In the official 10 week campaign we served about one billion targeted digital adverts, mostly via Facebook and strongly weighted to the period around postal voting and the last 10 days of the campaign. We ran many different versions of ads, tested them, dropped the less effective and reinforced the most effective in a constant iterative process.

Beating the establishment

Cummings takes pleasure in how his campaign went against the grain of establishment thinking:

Many bigshot traditional advertising characters told us we were making a huge error. They were wrong. It is one of the reasons we won ...

Physicists and mathematicians ... can successfully invade politics and devise things that rout those who wrongly think they know what they are doing.

I personally saw early signs of the potency of digital campaigning in last year's British general election. The right-wing Conservative party unexpectedly won an overall majority by a digital GOTV effort that targeted voters most likely to switch with messages their data told them would be persuasive. While Labour lost seats to the SNP in Scotland, the Conservatives piled on seats largely by building on the collapse in votes for the Liberal Democrats who had been part of the Coalition government — those wins proved enough to deliver the Conservatives a majority.

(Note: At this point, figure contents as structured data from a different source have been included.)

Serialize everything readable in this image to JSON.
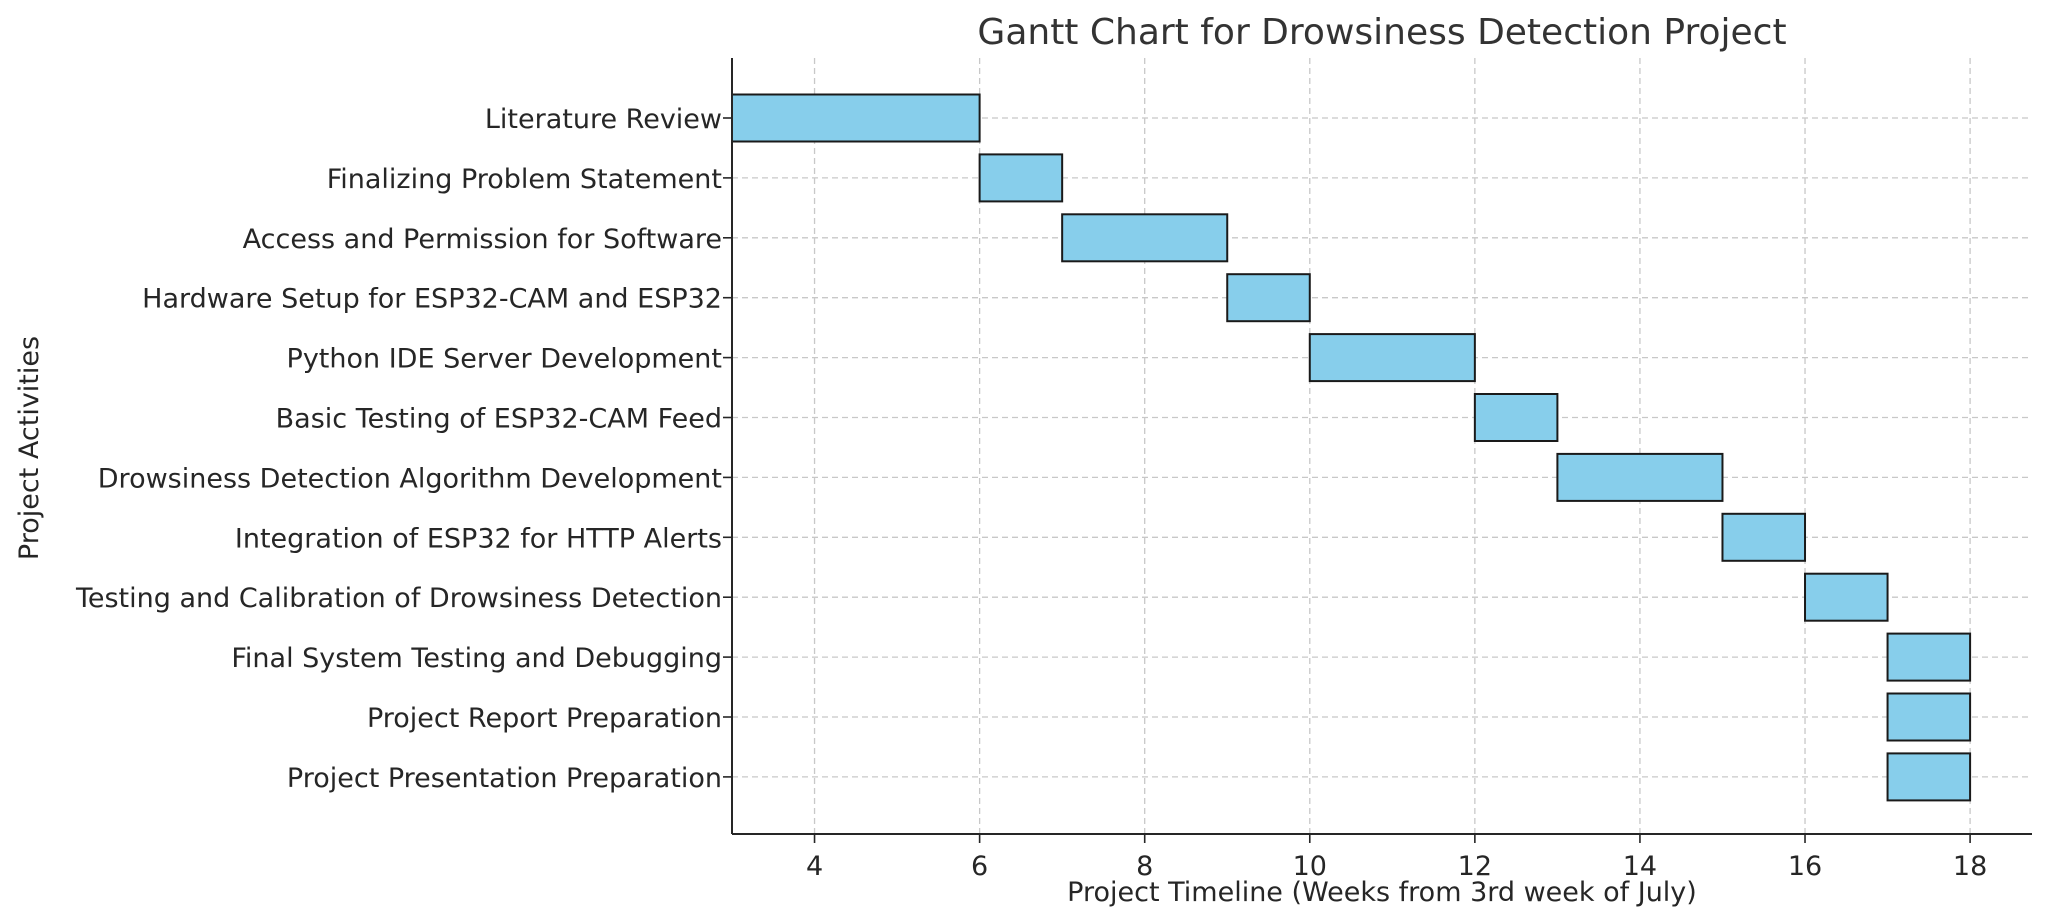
{
  "chart_data": {
    "type": "gantt",
    "title": "Gantt Chart for Drowsiness Detection Project",
    "xlabel": "Project Timeline (Weeks from 3rd week of July)",
    "ylabel": "Project Activities",
    "xlim": [
      3,
      18.75
    ],
    "xticks": [
      4,
      6,
      8,
      10,
      12,
      14,
      16,
      18
    ],
    "grid": true,
    "bar_color": "#87CEEB",
    "edge_color": "#1a1a1a",
    "tasks": [
      {
        "name": "Literature Review",
        "start": 3,
        "end": 6
      },
      {
        "name": "Finalizing Problem Statement",
        "start": 6,
        "end": 7
      },
      {
        "name": "Access and Permission for Software",
        "start": 7,
        "end": 9
      },
      {
        "name": "Hardware Setup for ESP32-CAM and ESP32",
        "start": 9,
        "end": 10
      },
      {
        "name": "Python IDE Server Development",
        "start": 10,
        "end": 12
      },
      {
        "name": "Basic Testing of ESP32-CAM Feed",
        "start": 12,
        "end": 13
      },
      {
        "name": "Drowsiness Detection Algorithm Development",
        "start": 13,
        "end": 15
      },
      {
        "name": "Integration of ESP32 for HTTP Alerts",
        "start": 15,
        "end": 16
      },
      {
        "name": "Testing and Calibration of Drowsiness Detection",
        "start": 16,
        "end": 17
      },
      {
        "name": "Final System Testing and Debugging",
        "start": 17,
        "end": 18
      },
      {
        "name": "Project Report Preparation",
        "start": 17,
        "end": 18
      },
      {
        "name": "Project Presentation Preparation",
        "start": 17,
        "end": 18
      }
    ]
  }
}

I happen to live in the only constituency in southern England that retains a Liberal Democrat MP. He knows he would have lost his seat if the Conservatives had plowed the same resources they did into neighbouring seats. Those campaigns in other seats are currently the target of a Channel 4 News investigation into whether the Conservative party broke election law by spending so much on their campaigns in swing seats. The data was guiding the allocation of resources, but while there was some very effective Facebook advertising going on, the campaigns were also relying on more traditional and labor-intensive GOTV methods.

My take

There's a substantial irony here in that the technologies Silicon Valley champions have been deployed most effectively in recent elections by those who oppose the values it upholds. It was the non-conformist Brexit and Trump campaigns that thought out-of-the-box while the establishment was left floundering with tried-and-tested processes that no longer worked. The disruptive innovation meme of the technology industry has been repurposed to further a politically conservative agenda.

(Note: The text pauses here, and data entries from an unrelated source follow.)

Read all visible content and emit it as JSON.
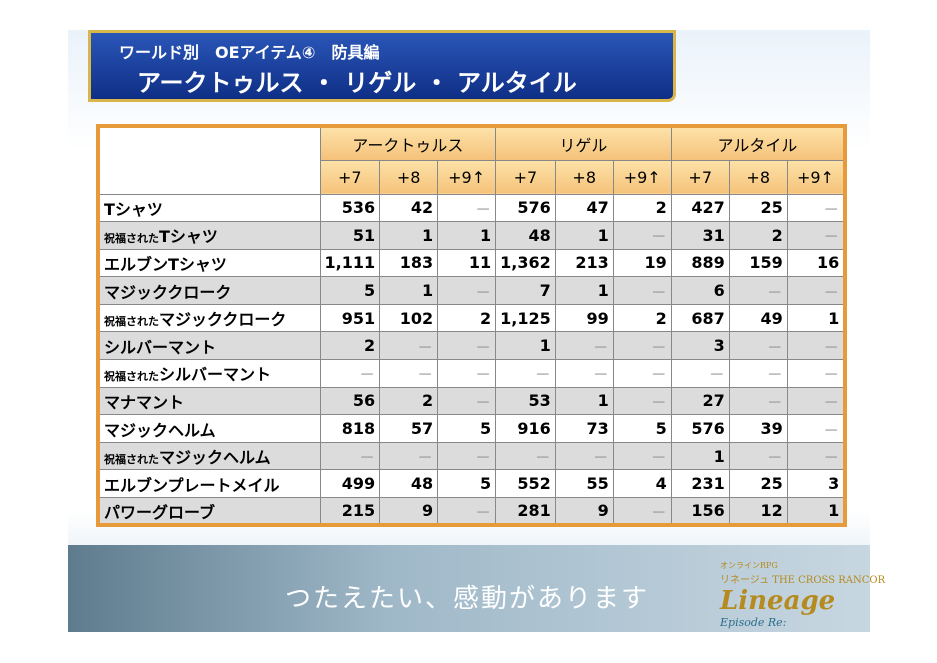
{
  "header": {
    "line1": "ワールド別　OEアイテム④　防具編",
    "line2": "アークトゥルス ・ リゲル ・ アルタイル"
  },
  "table": {
    "groups": [
      {
        "name": "アークトゥルス",
        "columns": [
          "+7",
          "+8",
          "+9↑"
        ]
      },
      {
        "name": "リゲル",
        "columns": [
          "+7",
          "+8",
          "+9↑"
        ]
      },
      {
        "name": "アルタイル",
        "columns": [
          "+7",
          "+8",
          "+9↑"
        ]
      }
    ],
    "rows": [
      {
        "name": "Tシャツ",
        "cells": [
          "536",
          "42",
          "－",
          "576",
          "47",
          "2",
          "427",
          "25",
          "－"
        ]
      },
      {
        "prefix": "祝福された",
        "name": "Tシャツ",
        "cells": [
          "51",
          "1",
          "1",
          "48",
          "1",
          "－",
          "31",
          "2",
          "－"
        ]
      },
      {
        "name": "エルブンTシャツ",
        "cells": [
          "1,111",
          "183",
          "11",
          "1,362",
          "213",
          "19",
          "889",
          "159",
          "16"
        ]
      },
      {
        "name": "マジッククローク",
        "cells": [
          "5",
          "1",
          "－",
          "7",
          "1",
          "－",
          "6",
          "－",
          "－"
        ]
      },
      {
        "prefix": "祝福された",
        "name": "マジッククローク",
        "cells": [
          "951",
          "102",
          "2",
          "1,125",
          "99",
          "2",
          "687",
          "49",
          "1"
        ]
      },
      {
        "name": "シルバーマント",
        "cells": [
          "2",
          "－",
          "－",
          "1",
          "－",
          "－",
          "3",
          "－",
          "－"
        ]
      },
      {
        "prefix": "祝福された",
        "name": "シルバーマント",
        "cells": [
          "－",
          "－",
          "－",
          "－",
          "－",
          "－",
          "－",
          "－",
          "－"
        ]
      },
      {
        "name": "マナマント",
        "cells": [
          "56",
          "2",
          "－",
          "53",
          "1",
          "－",
          "27",
          "－",
          "－"
        ]
      },
      {
        "name": "マジックヘルム",
        "cells": [
          "818",
          "57",
          "5",
          "916",
          "73",
          "5",
          "576",
          "39",
          "－"
        ]
      },
      {
        "prefix": "祝福された",
        "name": "マジックヘルム",
        "cells": [
          "－",
          "－",
          "－",
          "－",
          "－",
          "－",
          "1",
          "－",
          "－"
        ]
      },
      {
        "name": "エルブンプレートメイル",
        "cells": [
          "499",
          "48",
          "5",
          "552",
          "55",
          "4",
          "231",
          "25",
          "3"
        ]
      },
      {
        "name": "パワーグローブ",
        "cells": [
          "215",
          "9",
          "－",
          "281",
          "9",
          "－",
          "156",
          "12",
          "1"
        ]
      }
    ]
  },
  "footer": {
    "slogan": "つたえたい、感動があります",
    "logo_small": "オンラインRPG",
    "logo_sub": "リネージュ THE CROSS RANCOR",
    "logo": "Lineage",
    "episode": "Episode Re:"
  }
}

The power of data is incontrovertible, but it's unevenly spread and that's skewing our democracy. Should the outcome of an election depend on who has access to the best data algorithms? In the UK, the use of money to influence election results has been regulated since the nineteenth century, and candidates have to adhere to strict expenditure limits during the campaign. One response to recent events might be to  regulate the use of data to influence election votes. But that shouldn't be necessary so long as the losing side learns its lessons and forges a digital strategy in time for the next big electoral test. If Silicon Valley wants to see its values regain the ascendancy, it must quickly teach its political allies how to disrupt themselves.